Uma pesquisa rápida na cobertura jornalística dos primeiros 20 meses da Presidência de Jair Bolsonaro revela variado palavrório com a finalidade de atacar o Grupo Globo e, especialmente, a principal emissora da holding, a Rede Globo. A habitual fúria do então deputado federal contra a TV da família Marinho se multiplicou após ele se tornar o homem mais poderoso da República.
Um de seus petardos mais ruidosos foi lançado em abril deste ano ao reagir a uma matéria crítica do Jornal Nacional a seu comportamento em relação aos brasileiros mortos pela covid-19. “Essa imprensa lixo chamada Globo. Ou melhor, lixo dá para ser reciclado. Globo nem lixo é, porque não pode ser reciclada.”
Na mesma ocasião, ele anunciou fiscalização redobrada da situação fiscal da emissora para determinar ou não a renovação da concessão que mantém o canal no ar desde 1965. “Se não estiver tudo certo, não renovo a de vocês e nem a de ninguém”, disse. A autorização para a continuidade do funcionamento da TV precisa ter analisada em 2022, último ano de seu mandato.

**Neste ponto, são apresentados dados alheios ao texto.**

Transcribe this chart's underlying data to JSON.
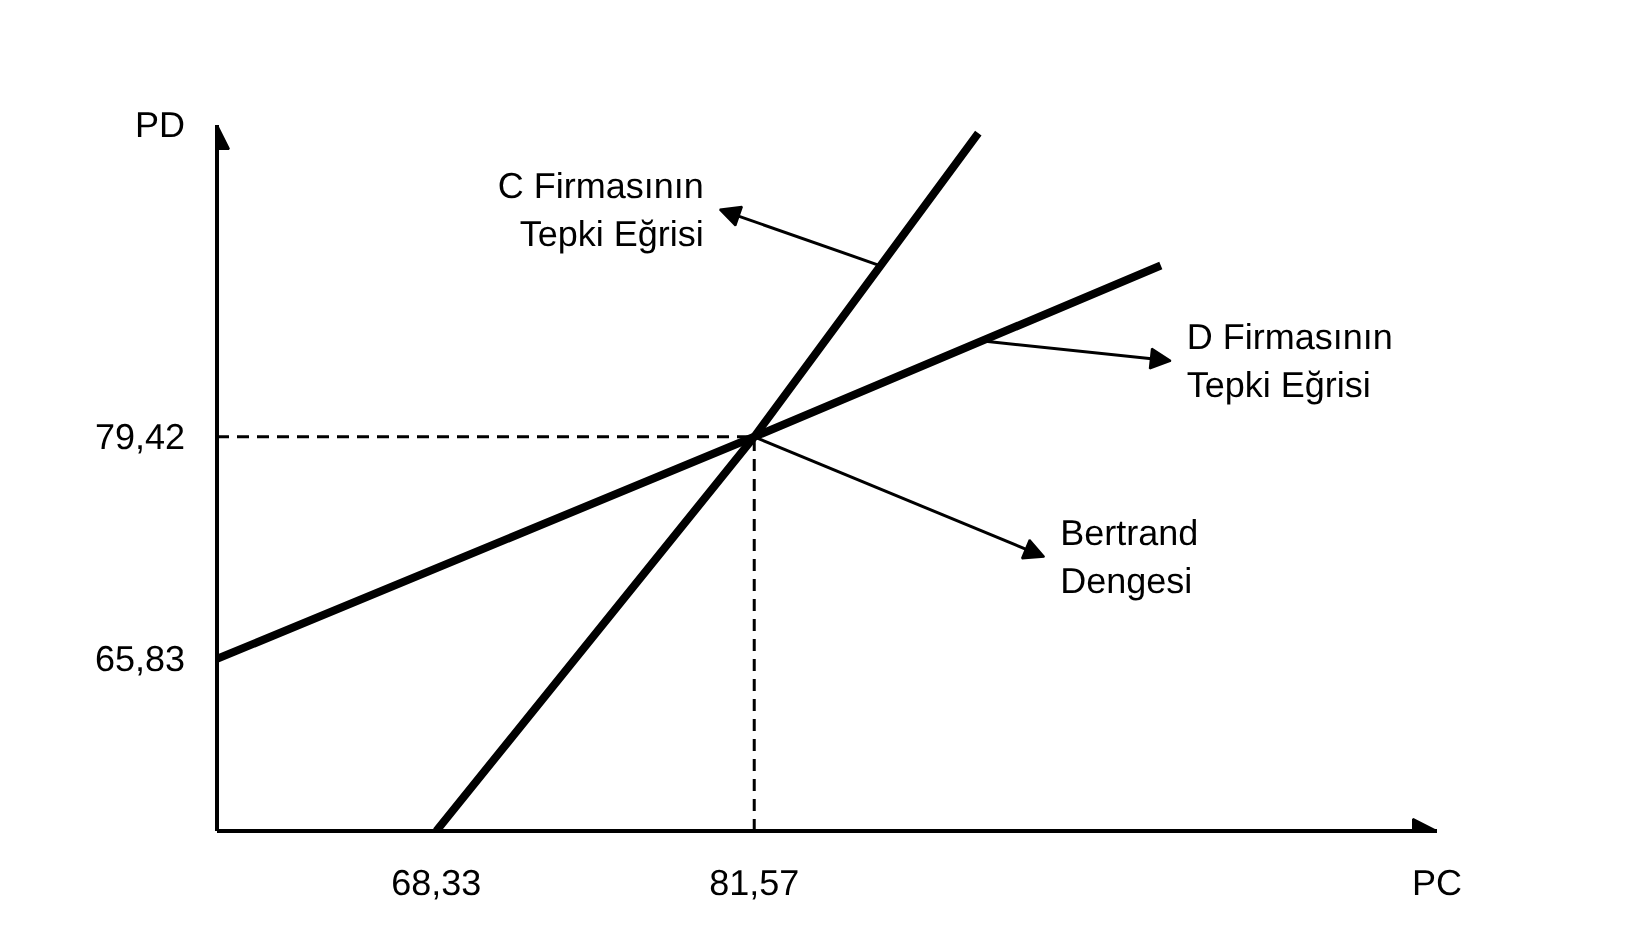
{
  "chart_data": {
    "type": "line",
    "xlabel": "PC",
    "ylabel": "PD",
    "xlim": [
      59.2,
      110.0
    ],
    "ylim": [
      55.3,
      98.5
    ],
    "xticks": [
      {
        "value": 68.33,
        "label": "68,33"
      },
      {
        "value": 81.57,
        "label": "81,57"
      }
    ],
    "yticks": [
      {
        "value": 65.83,
        "label": "65,83"
      },
      {
        "value": 79.42,
        "label": "79,42"
      }
    ],
    "series": [
      {
        "color": "#000000",
        "x": [
          68.33,
          81.57,
          90.9
        ],
        "values": [
          55.3,
          79.42,
          98.0
        ]
      },
      {
        "color": "#000000",
        "x": [
          59.2,
          81.57,
          98.5
        ],
        "values": [
          65.83,
          79.42,
          89.9
        ]
      }
    ],
    "ref_lines": [
      {
        "axis": "x",
        "value": 81.57,
        "color": "#000000",
        "line_style": "dashed"
      },
      {
        "axis": "y",
        "value": 79.42,
        "color": "#000000",
        "line_style": "dashed"
      }
    ],
    "annotations": [
      {
        "text": "C Firmasının\nTepki Eğrisi",
        "x": 86.8,
        "y": 89.9
      },
      {
        "text": "D Firmasının\nTepki Eğrisi",
        "x": 91.0,
        "y": 85.3
      },
      {
        "text": "Bertrand\nDengesi",
        "x": 81.57,
        "y": 79.42
      }
    ],
    "grid": false,
    "marker": "none",
    "line_style": "solid"
  }
}
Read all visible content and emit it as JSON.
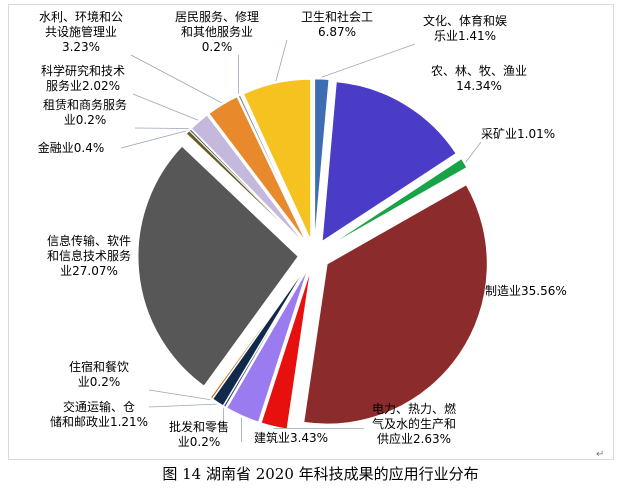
{
  "chart_data": {
    "type": "pie",
    "title": "",
    "slices": [
      {
        "name": "文化、体育和娱乐业",
        "value": 1.41,
        "label_lines": [
          "文化、体育和娱",
          "乐业1.41%"
        ],
        "color": "#3f6db3"
      },
      {
        "name": "农、林、牧、渔业",
        "value": 14.34,
        "label_lines": [
          "农、林、牧、渔业",
          "14.34%"
        ],
        "color": "#4b3cc8"
      },
      {
        "name": "采矿业",
        "value": 1.01,
        "label_lines": [
          "采矿业1.01%"
        ],
        "color": "#18a348"
      },
      {
        "name": "制造业",
        "value": 35.56,
        "label_lines": [
          "制造业35.56%"
        ],
        "color": "#8b2b2b"
      },
      {
        "name": "电力、热力、燃气及水的生产和供应业",
        "value": 2.63,
        "label_lines": [
          "电力、热力、燃",
          "气及水的生产和",
          "供应业2.63%"
        ],
        "color": "#e80f0f"
      },
      {
        "name": "建筑业",
        "value": 3.43,
        "label_lines": [
          "建筑业3.43%"
        ],
        "color": "#9a7cf0"
      },
      {
        "name": "批发和零售业",
        "value": 0.2,
        "label_lines": [
          "批发和零售",
          "业0.2%"
        ],
        "color": "#2b3a8c"
      },
      {
        "name": "交通运输、仓储和邮政业",
        "value": 1.21,
        "label_lines": [
          "交通运输、仓",
          "储和邮政业1.21%"
        ],
        "color": "#0f2a4a"
      },
      {
        "name": "住宿和餐饮业",
        "value": 0.2,
        "label_lines": [
          "住宿和餐饮",
          "业0.2%"
        ],
        "color": "#c86a10"
      },
      {
        "name": "信息传输、软件和信息技术服务业",
        "value": 27.07,
        "label_lines": [
          "信息传输、软件",
          "和信息技术服务",
          "业27.07%"
        ],
        "color": "#575757"
      },
      {
        "name": "金融业",
        "value": 0.4,
        "label_lines": [
          "金融业0.4%"
        ],
        "color": "#6b5a1e"
      },
      {
        "name": "租赁和商务服务业",
        "value": 0.2,
        "label_lines": [
          "租赁和商务服务",
          "业0.2%"
        ],
        "color": "#4a6a8a"
      },
      {
        "name": "科学研究和技术服务业",
        "value": 2.02,
        "label_lines": [
          "科学研究和技术",
          "服务业2.02%"
        ],
        "color": "#c4b8dc"
      },
      {
        "name": "水利、环境和公共设施管理业",
        "value": 3.23,
        "label_lines": [
          "水利、环境和公",
          "共设施管理业",
          "3.23%"
        ],
        "color": "#e8892c"
      },
      {
        "name": "居民服务、修理和其他服务业",
        "value": 0.2,
        "label_lines": [
          "居民服务、修理",
          "和其他服务业",
          "0.2%"
        ],
        "color": "#8a8a8a"
      },
      {
        "name": "卫生和社会工作",
        "value": 6.87,
        "label_lines": [
          "卫生和社会工",
          "6.87%"
        ],
        "color": "#f5c21f"
      }
    ]
  },
  "caption": "图 14 湖南省 2020 年科技成果的应用行业分布",
  "caption_mark": "↵"
}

Em maio, o ocupante do Palácio do Planalto voltou a atirar contra a líder em audiência após o JN contestar a transparência dos dados divulgados pelo Ministério da Saúde. Bolsonaro chamou a Globo de “TV Funerária” por dar amplo espaço às estatísticas de mortos pelo novo coronavírus no País. “Divulgam só notícia ruim”, reclamou.
Outro episódio de artilharia pesada contra o canal carioca ocorreu em outubro de 2019. O telejornal comandado por William Bonner e Renata Vasconcellos exibiu matéria sobre menção ao nome do presidente na investigação do assassinato da vereadora Marielle Franco e do motorista Anderson Gomes, a partir do depoimento de um porteiro do condomínio onde Bolsonaro tem casa, no Rio.
Em uma live, o chefe do Executivo teve reação colérica. Soltou vários xingamentos contra a Globo: “canalhas”, “imprensa porca”, “jornalismo podre”, “patife”, “nojenta”, “imoral”. Declarou ainda que a empresa “não tem vergonha na cara” e que seus donos e jornalistas “não são patriotas”. No dia seguinte, ao encontrar uma equipe da emissora, acusou a TV de ser mentirosa.
Além disso, se colocou como acossado pela gigante da comunicação. “Não é de hoje que o sistema Globo me persegue e minha família, aqueles que tão do meu lado. É isso que vem acontecendo. A Globo quer destruir o Jair Bolsonaro, que acabou com a mamata da TV Globo de faturar bilhões por ano com propaganda oficial do governo."
A mais recente fuzilaria do presidente contra o canal não foi verbalizada, e sim escrita. Em seu perfil no Twitter, Bolsonaro postou vídeo de matéria do Jornal da Record com denúncia de suposta conivência da Globo com esquema de compra de votos para a escolha do Rio de Janeiro como sede dos Jogos Olímpicos de 2016.
A reportagem afirmou que a emissora teria se beneficiado de negociata capitaneada pelo então governador Sergio Cabral. O presidente fez provocação ao comentar o vídeo: “Os esquemas bilionários da Globo”, “Corrupção para valer é com a família Marinho”.
Nunca antes na história do Brasil um governante travou guerra particular tão espalhafatosa com um veículo de imprensa. Jair Bolsonaro elegeu a Globo como seu pior inimigo político. O canal argumenta cobrir o governo com “isenção” e “imparcialidade”, e preserva o tom incisivo na cobertura do governo. Sem trégua no horizonte, o presidente precisará renovar seu vocabulário de impropérios.